# **Control Model**
Training a second model for a single drug (e.g., $\text{AMX}$) using $\mathbf{Tier\ 2 + Tier\ 1B}$ features only. Compare the performance to our $\text{Tier 2 + Novel}$ model. If the $\text{Tier 2 + Tier 1B}$ model is significantly worse, it confirms that our Novel genes are providing unique, non-redundant predictive power beyond the stress response.

In [None]:
from xgboost import XGBClassifier
from sklearn.model_selection import train_test_split, StratifiedKFold, cross_val_score
from sklearn.metrics import (roc_auc_score, classification_report,
                              average_precision_score, precision_score,
                              recall_score, f1_score)
import shap
import matplotlib.pyplot as plt
import numpy as np
import pandas as pd
import seaborn as sns
from pathlib import Path
import pickle
from scipy.stats import pearsonr

## **CONFIGURATION**

In [None]:
BASE_DIR = Path('/content/drive/MyDrive')
DATA_DIR = BASE_DIR / 'amr_features'
ROARY_DIR = BASE_DIR / 'pangenome_features'
MODEL_DIR = BASE_DIR / 'models'
RESULTS_DIR = BASE_DIR / 'results'

MODEL_DIR.mkdir(exist_ok=True)
RESULTS_DIR.mkdir(exist_ok=True)

## **HELPER FUNCTIONS**

In [None]:
def standardize_sample_id(sample_id):
    """Standardize sample IDs"""
    sample_id = str(sample_id).strip()
    if '#' in sample_id:
        return sample_id
    parts = sample_id.rsplit('_', 1)
    return f"{parts[0]}#{parts[1]}" if len(parts) == 2 else sample_id

def fix_sample_ids(df):
    """Apply standardization to DataFrame"""
    df.index = df.index.map(standardize_sample_id)
    return df

### **`Controlling for confounding factors** in genomic epidemiology, specifically **population structure (clonality)`**

The initial preprocessing step (using `filter_by_correlation_v3`) already removes genes that are highly correlated with `Tier 1A` (known AMR genes) and flags correlation with `Tier 1B` (stress/metal genes) using a high threshold ($\rho \ge 0.90$).

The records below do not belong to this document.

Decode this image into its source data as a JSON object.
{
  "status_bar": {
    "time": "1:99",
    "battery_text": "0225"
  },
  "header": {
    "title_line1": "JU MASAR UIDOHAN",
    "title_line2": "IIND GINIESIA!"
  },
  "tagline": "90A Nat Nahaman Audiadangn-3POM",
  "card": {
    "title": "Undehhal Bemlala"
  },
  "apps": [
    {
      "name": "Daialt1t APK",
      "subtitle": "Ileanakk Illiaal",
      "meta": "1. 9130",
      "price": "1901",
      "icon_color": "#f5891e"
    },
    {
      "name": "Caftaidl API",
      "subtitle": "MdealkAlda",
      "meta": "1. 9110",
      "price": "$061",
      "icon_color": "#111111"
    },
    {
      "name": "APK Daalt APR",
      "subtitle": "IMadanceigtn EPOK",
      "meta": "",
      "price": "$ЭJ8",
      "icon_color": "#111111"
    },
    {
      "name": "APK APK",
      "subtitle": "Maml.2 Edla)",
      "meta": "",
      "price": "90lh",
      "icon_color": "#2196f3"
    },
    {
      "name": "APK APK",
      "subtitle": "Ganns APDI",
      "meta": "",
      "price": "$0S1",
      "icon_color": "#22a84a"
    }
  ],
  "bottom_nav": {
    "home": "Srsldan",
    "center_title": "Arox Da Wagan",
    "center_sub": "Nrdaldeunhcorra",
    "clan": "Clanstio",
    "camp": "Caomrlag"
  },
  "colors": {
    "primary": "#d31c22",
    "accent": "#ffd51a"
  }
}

The second, simpler filter—`remove_lineage_markers` with a lower threshold ($\rho \ge 0.70$)—serves a **different, complementary purpose** related to **clonality**.


### **`Why the Second Filter is Necessary (Controlling for Clonality)`**

**`1. The Limitation of the Initial Filter ($\rho \ge 0.90$)`**

The initial filter is designed to remove **near-redundant features**—novel genes that are almost perfectly linked ($\rho \ge 0.90$) to a known AMR gene. This prevents you from mistaking a co-occurring gene for a truly novel mechanism.

**`2. The Role of the Second Filter ($\rho \ge 0.70$)`**

The secondary filter, `remove_lineage_markers`, is specifically targeting **Population Structure**.

* **What it targets:** **Lineage markers** are genes or mutations that define specific clonal groups (strains) in our *E. coli* population. These markers are often conserved within a strain and have no direct functional link to antibiotic resistance.
* **The Problem (Confounding):** If a specific **clonal strain (e.g., ST131)** happens to be highly resistant to a drug, and it also happens to carry a novel gene 'X', the model will learn that $\text{Gene X} \rightarrow \text{Resistance}$. This is an **artifact of clonality**, not a functional link. The model has discovered a **lineage marker**, not a novel AMR gene.
* **The Mechanism:** Lineage markers are usually **chromosomal SNPs/genes** (like the ones we list: `rz`, `yedI`, etc.) that are co-inherited with all other features of that lineage. The secondary filter checks for a high correlation ($\rho \ge 0.70$) between your novel genes and **`Tier 2 (Chromosomal SNPs/Mutations)`** features, which are strong indicators of population structure.
* **Lower Threshold:** A correlation of $\rho=0.70$ is used because genes that define a lineage don't need to be perfectly co-inherited, but they do need to be **highly associated** with the clonal backbone features (the Tier 2 mutations). Removing these features prevents your model from being misled by clonal background.

In essence, you are performing a layered cleanup:
* **First Layer ($\rho \ge 0.90$):** Eliminates redundancy with **known AMR genes** ($\text{Tier 1A/B}$).
* **Second Layer ($\rho \ge 0.70$):** Eliminates confounding due to **Population Structure/Lineage** ($\text{Tier 2}$).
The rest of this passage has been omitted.